As for my foster mom's attitude about my birth mom, I can only say it was unremarkable given the circumstances. In those days I doubt anyone considered the psychology of ripping on a kid's birth mom, and something like alcoholism was considered a character flaw, not a disease to be managed. My foster mom honestly believed that a woman's place was in the home and that "till death do us part" was non-negotiable, and it was simply unfathomable to her that a mother would walk away from a husband and nine kids.

Having said all that, the real problem is that I simply knew I wasn't theirs, and never would be, but that was due to the diffent times and circumstances, not to my foster parents. It was all quite matter-of-fact. I had a birth father, and a swarm of siblings I didn't live with, and an alcoholic birth mother incapable of caring for us, and was a ward of the state, and that was that. At the time, more or less permanent foster care was accepted as the solution. There was no time limit or insistence on either reunification or adoption as there is today.

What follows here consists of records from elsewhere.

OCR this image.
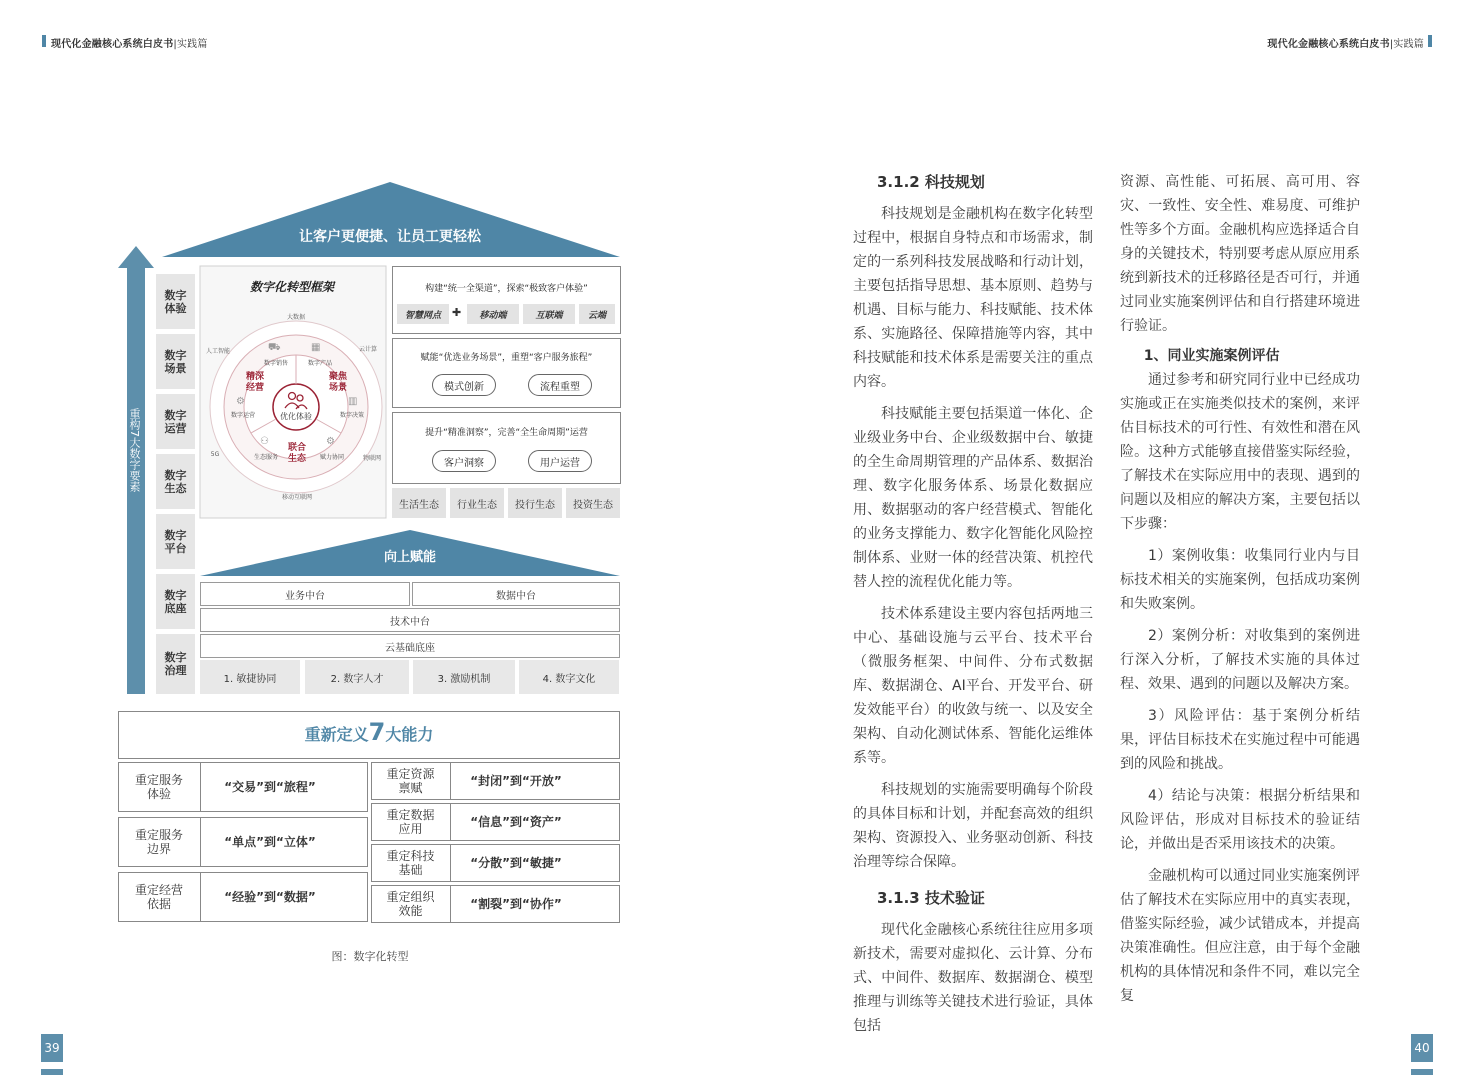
现代化金融核心系统白皮书|实践篇	现代化金融核心系统白皮书|实践篇
让客户更便捷、让员工更轻松
重构7大数字要素
数字
体验
数字
场景
数字
运营
数字
生态
数字
平台
数字
底座
数字
治理
数字化转型框架
优化体验
精深
经营
聚焦
场景
联合
生态
⛟
数字销售
▦
数字产品
⚙
数字运营
▥
数字决策
⚇
生态服务
⚙
赋力协同
大数据
人工智能	云计算
5G
物联网
移动互联网
构建“统一全渠道”，探索“极致客户体验”
智慧网点	✚	移动端	互联端	云端
赋能“优选业务场景”，重塑“客户服务旅程”
模式创新	流程重塑
提升“精准洞察”，完善“全生命周期”运营
客户洞察	用户运营
生活生态	行业生态	投行生态	投资生态
向上赋能
业务中台	数据中台
技术中台
云基础底座
1. 敏捷协同	2. 数字人才	3. 激励机制	4. 数字文化
重新定义7大能力
重定服务
体验	“交易”到“旅程”
重定服务
边界	“单点”到“立体”
重定经营
依据	“经验”到“数据”
重定资源
禀赋	“封闭”到“开放”
重定数据
应用	“信息”到“资产”
重定科技
基础	“分散”到“敏捷”
重定组织
效能	“割裂”到“协作”
图：数字化转型
3.1.2 科技规划

科技规划是金融机构在数字化转型过程中，根据自身特点和市场需求，制定的一系列科技发展战略和行动计划，主要包括指导思想、基本原则、趋势与机遇、目标与能力、科技赋能、技术体系、实施路径、保障措施等内容，其中科技赋能和技术体系是需要关注的重点内容。

科技赋能主要包括渠道一体化、企业级业务中台、企业级数据中台、敏捷的全生命周期管理的产品体系、数据治理、数字化服务体系、场景化数据应用、数据驱动的客户经营模式、智能化的业务支撑能力、数字化智能化风险控制体系、业财一体的经营决策、机控代替人控的流程优化能力等。

技术体系建设主要内容包括两地三中心、基础设施与云平台、技术平台（微服务框架、中间件、分布式数据库、数据湖仓、AI平台、开发平台、研发效能平台）的收敛与统一、以及安全架构、自动化测试体系、智能化运维体系等。

科技规划的实施需要明确每个阶段的具体目标和计划，并配套高效的组织架构、资源投入、业务驱动创新、科技治理等综合保障。

3.1.3 技术验证

现代化金融核心系统往往应用多项新技术，需要对虚拟化、云计算、分布式、中间件、数据库、数据湖仓、模型推理与训练等关键技术进行验证，具体包括

资源、高性能、可拓展、高可用、容灾、一致性、安全性、难易度、可维护性等多个方面。金融机构应选择适合自身的关键技术，特别要考虑从原应用系统到新技术的迁移路径是否可行，并通过同业实施案例评估和自行搭建环境进行验证。

1、同业实施案例评估

通过参考和研究同行业中已经成功实施或正在实施类似技术的案例，来评估目标技术的可行性、有效性和潜在风险。这种方式能够直接借鉴实际经验，了解技术在实际应用中的表现、遇到的问题以及相应的解决方案，主要包括以下步骤：

1）案例收集：收集同行业内与目标技术相关的实施案例，包括成功案例和失败案例。

2）案例分析：对收集到的案例进行深入分析，了解技术实施的具体过程、效果、遇到的问题以及解决方案。

3）风险评估：基于案例分析结果，评估目标技术在实施过程中可能遇到的风险和挑战。

4）结论与决策：根据分析结果和风险评估，形成对目标技术的验证结论，并做出是否采用该技术的决策。

金融机构可以通过同业实施案例评估了解技术在实际应用中的真实表现，借鉴实际经验，减少试错成本，并提高决策准确性。但应注意，由于每个金融机构的具体情况和条件不同，难以完全复

39	40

Consider this in order to put the environment of the time in perspective: I had a foster brother growing up. From what I knew, his birth parents had vanished into thin air. I don't recall ever hearing of a visit, a phone call, or even a card. They were just gone. My foster parents asked to adopt him, and it took years to get it approved. They finally did complete the adoption when he was in his early teens. In my case, there was no point in even asking, because my father never gave up his rights (and in fact made a good effort to keep us as close as the situation would allow). They probably would have tried to adopt me as well, if there had ever been any hope of doing so. My life growing up wasn't heaven, nor was it hell. It was purgatory.